Suicide bombers attacked an open-air praying area in northeastern Nigeria on Friday, killing at least 13 people in Damaturu, police said.
Officials said the bombings were carried out by an elderly woman and a 10-year old girl. They said other underage girls might have been involved in the attack.
The militant group Boko Haram has increasingly used young women and girls as human bombs, raising fears that the group is forcing some of its hundreds of captives to carry out its attacks.
The explosions Friday struck an area where worshippers were observing Eid al-Fitr, the end of the holy month of Ramadan. At least 15 others were injured in the attack.
A bombing in Gombe city Thursday killed about 50 people. That attack took place in a market crowded with customers doing some last-minute shopping for the festival marking the end of a month of fasting.
No one has claimed responsibility for the two attacks, but they resemble those carried out by Boko Haram, which has killed thousands in a six-year insurgency in the country's northeast.
The United States strongly condemned the bombings Thursday and Friday and reiterated its commitment to help Nigeria and its neighbors counter Boko Haram.
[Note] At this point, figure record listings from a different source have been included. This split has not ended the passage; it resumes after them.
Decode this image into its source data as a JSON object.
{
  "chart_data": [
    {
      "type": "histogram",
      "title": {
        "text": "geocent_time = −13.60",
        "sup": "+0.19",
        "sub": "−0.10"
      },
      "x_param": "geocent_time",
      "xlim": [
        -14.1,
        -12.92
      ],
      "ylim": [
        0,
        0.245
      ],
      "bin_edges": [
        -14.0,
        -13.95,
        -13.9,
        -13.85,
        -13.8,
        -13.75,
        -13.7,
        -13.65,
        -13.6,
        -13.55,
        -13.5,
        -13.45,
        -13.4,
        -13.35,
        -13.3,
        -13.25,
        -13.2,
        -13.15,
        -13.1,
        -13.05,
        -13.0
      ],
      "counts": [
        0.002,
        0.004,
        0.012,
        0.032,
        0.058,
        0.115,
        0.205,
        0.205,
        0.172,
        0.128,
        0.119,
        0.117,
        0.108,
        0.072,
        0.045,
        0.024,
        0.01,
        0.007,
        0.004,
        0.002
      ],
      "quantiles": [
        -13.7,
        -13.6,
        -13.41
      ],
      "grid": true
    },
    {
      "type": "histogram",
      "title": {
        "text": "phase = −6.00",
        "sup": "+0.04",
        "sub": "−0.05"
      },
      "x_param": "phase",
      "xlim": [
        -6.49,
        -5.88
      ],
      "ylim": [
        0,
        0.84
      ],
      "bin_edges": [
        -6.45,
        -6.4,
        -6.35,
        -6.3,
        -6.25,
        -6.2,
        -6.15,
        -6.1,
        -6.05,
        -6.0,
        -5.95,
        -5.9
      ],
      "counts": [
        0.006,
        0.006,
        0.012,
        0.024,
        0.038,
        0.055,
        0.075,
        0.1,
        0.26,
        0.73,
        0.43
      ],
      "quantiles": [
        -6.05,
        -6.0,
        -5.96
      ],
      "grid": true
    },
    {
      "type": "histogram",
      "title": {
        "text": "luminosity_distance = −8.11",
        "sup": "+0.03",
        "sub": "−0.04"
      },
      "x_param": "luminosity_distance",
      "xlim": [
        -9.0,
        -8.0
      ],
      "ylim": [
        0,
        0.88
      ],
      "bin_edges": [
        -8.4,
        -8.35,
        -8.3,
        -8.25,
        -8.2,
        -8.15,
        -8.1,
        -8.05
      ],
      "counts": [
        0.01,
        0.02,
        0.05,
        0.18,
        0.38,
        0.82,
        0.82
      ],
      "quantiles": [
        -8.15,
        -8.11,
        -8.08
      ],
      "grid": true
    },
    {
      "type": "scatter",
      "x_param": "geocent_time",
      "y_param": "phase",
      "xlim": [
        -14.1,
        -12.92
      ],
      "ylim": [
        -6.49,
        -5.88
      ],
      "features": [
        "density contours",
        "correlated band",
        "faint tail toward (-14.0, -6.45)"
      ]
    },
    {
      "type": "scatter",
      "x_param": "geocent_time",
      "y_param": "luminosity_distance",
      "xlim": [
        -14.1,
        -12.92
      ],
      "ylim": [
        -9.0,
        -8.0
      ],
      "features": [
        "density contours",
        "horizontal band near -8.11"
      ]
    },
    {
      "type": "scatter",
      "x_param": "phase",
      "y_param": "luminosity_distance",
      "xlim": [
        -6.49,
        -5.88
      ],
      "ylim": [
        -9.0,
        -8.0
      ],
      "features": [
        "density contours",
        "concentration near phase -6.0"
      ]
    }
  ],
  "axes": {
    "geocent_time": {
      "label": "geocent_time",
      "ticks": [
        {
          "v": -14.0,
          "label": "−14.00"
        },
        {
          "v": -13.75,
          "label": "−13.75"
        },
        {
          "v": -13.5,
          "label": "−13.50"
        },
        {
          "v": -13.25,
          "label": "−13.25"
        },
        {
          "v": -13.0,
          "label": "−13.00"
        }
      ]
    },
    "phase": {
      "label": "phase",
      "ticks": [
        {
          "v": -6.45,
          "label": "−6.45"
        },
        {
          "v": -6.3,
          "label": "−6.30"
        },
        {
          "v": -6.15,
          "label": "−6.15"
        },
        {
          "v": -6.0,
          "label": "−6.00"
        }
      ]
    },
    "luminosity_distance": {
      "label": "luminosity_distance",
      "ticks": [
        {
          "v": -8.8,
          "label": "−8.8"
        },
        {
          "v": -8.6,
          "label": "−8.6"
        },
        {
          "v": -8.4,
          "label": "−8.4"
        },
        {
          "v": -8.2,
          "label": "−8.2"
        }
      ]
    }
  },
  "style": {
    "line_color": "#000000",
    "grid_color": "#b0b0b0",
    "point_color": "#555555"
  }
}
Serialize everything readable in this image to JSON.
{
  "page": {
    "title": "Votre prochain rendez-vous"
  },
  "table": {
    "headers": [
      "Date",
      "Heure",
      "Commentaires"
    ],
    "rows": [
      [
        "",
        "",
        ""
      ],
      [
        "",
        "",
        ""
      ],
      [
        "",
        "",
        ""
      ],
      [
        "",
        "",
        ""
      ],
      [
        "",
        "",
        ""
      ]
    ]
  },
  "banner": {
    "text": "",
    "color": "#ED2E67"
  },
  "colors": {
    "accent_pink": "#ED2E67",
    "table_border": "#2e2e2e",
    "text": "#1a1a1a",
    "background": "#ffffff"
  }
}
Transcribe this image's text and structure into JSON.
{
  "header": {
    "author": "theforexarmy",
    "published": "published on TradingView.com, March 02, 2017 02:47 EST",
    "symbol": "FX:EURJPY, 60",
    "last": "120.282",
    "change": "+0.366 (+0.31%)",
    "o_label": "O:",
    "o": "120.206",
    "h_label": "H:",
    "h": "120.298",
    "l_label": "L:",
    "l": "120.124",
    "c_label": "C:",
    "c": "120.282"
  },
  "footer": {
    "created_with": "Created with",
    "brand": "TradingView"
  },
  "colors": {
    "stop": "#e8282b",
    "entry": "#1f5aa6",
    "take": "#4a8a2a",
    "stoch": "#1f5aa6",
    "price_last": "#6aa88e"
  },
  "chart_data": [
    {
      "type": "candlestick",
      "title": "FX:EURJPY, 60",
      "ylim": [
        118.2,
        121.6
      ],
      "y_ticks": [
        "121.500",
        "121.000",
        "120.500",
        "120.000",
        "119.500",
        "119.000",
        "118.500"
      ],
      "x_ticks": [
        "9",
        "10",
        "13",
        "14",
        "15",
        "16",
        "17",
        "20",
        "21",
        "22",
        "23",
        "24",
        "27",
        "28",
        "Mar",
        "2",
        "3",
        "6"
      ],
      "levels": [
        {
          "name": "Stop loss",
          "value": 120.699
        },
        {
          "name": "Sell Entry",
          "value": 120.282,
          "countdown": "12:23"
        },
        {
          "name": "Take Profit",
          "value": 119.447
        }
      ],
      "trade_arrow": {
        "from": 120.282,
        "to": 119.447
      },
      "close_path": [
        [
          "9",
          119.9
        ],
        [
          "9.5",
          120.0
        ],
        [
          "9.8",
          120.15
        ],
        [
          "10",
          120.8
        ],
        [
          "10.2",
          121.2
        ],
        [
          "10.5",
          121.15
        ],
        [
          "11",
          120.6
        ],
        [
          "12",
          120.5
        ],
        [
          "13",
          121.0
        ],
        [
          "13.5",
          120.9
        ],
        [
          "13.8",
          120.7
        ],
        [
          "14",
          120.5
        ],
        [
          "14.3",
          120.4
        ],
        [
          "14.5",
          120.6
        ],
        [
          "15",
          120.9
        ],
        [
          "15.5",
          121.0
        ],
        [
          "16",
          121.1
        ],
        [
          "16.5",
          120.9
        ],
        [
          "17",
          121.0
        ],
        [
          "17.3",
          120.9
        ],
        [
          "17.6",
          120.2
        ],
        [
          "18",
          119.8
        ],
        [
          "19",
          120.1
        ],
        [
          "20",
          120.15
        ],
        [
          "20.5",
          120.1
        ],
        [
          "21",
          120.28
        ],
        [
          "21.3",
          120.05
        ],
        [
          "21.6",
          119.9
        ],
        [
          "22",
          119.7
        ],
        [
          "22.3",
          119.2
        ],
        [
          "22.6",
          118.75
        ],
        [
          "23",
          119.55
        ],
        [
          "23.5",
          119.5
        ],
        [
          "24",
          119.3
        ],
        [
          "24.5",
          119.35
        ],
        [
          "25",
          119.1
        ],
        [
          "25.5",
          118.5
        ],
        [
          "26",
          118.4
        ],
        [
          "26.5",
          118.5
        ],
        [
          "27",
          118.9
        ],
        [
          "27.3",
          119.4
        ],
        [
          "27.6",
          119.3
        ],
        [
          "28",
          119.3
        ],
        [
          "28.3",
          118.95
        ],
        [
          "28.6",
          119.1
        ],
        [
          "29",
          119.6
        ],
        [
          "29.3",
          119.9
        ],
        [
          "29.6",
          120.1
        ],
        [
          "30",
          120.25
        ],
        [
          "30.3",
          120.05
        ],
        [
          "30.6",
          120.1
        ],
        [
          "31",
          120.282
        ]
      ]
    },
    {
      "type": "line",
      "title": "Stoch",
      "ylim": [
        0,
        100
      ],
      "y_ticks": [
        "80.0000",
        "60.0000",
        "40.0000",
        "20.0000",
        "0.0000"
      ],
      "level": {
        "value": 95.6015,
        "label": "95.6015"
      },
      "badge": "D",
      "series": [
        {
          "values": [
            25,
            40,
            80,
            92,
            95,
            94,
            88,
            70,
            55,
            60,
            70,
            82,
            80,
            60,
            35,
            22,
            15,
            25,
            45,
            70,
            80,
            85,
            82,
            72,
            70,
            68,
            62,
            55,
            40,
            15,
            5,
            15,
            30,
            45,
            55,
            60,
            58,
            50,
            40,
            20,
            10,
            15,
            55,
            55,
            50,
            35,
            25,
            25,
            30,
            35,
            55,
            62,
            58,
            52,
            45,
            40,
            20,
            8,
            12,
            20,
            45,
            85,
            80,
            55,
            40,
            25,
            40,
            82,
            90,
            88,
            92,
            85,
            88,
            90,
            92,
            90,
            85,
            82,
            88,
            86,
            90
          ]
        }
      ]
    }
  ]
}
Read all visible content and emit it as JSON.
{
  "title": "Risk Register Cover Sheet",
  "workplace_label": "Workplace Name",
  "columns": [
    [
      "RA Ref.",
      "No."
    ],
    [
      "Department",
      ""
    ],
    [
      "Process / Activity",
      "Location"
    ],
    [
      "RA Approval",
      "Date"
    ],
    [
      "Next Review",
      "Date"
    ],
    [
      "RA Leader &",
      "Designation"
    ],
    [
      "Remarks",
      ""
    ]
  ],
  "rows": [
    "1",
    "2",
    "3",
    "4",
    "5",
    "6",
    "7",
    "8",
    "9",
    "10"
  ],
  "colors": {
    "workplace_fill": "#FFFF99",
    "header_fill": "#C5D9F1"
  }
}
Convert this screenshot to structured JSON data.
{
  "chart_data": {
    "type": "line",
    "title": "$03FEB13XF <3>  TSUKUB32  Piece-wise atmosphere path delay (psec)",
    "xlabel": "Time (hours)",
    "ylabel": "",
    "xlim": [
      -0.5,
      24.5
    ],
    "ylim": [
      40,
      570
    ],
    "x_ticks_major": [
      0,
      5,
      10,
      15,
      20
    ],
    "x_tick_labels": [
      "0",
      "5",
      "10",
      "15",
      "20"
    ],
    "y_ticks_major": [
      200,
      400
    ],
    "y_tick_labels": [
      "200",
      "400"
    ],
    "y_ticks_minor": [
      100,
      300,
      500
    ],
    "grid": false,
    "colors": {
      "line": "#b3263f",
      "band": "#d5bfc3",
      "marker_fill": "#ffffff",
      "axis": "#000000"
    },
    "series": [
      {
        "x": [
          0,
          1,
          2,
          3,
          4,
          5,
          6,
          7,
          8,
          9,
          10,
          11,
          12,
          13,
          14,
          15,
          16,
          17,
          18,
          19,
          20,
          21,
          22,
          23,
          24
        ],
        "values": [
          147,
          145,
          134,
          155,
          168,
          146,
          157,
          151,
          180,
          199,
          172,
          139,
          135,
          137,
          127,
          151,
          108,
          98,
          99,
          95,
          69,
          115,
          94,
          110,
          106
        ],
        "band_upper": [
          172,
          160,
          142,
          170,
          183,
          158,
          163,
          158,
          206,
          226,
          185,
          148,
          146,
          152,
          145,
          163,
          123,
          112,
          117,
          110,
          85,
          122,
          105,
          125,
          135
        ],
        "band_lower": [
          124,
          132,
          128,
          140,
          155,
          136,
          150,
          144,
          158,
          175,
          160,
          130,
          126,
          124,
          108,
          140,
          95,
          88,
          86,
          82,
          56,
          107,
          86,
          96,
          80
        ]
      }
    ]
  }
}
There has been a spike in attacks by Boko Haram since a four-nation coalition of Nigeria, Niger, Chad and Cameroon pushed out the militants from captured territory earlier this year.
The violence intensified after Nigeria's new president, Muhammadu Buhari, took power a month and a half ago and vowed to crush the group, something his predecessor also had made a priority but failed to do.
Buhari travels to Washington on Monday for a meeting with President Barack Obama that is expected to focus on how the United States can help fight Boko Haram.
Earlier this week, Buhari replaced all of Nigeria's military chiefs in another step aimed at halting the insurgency. The new army chief and national security adviser come from Borno, a step welcomed by the state governor, Kashim Shettima. He said the new generals understand the terrain and can easily connect with communities to get local support.
"Nigeria now has the best of chances to overcome the challenges of insurgency facing it since 2009," the governor said.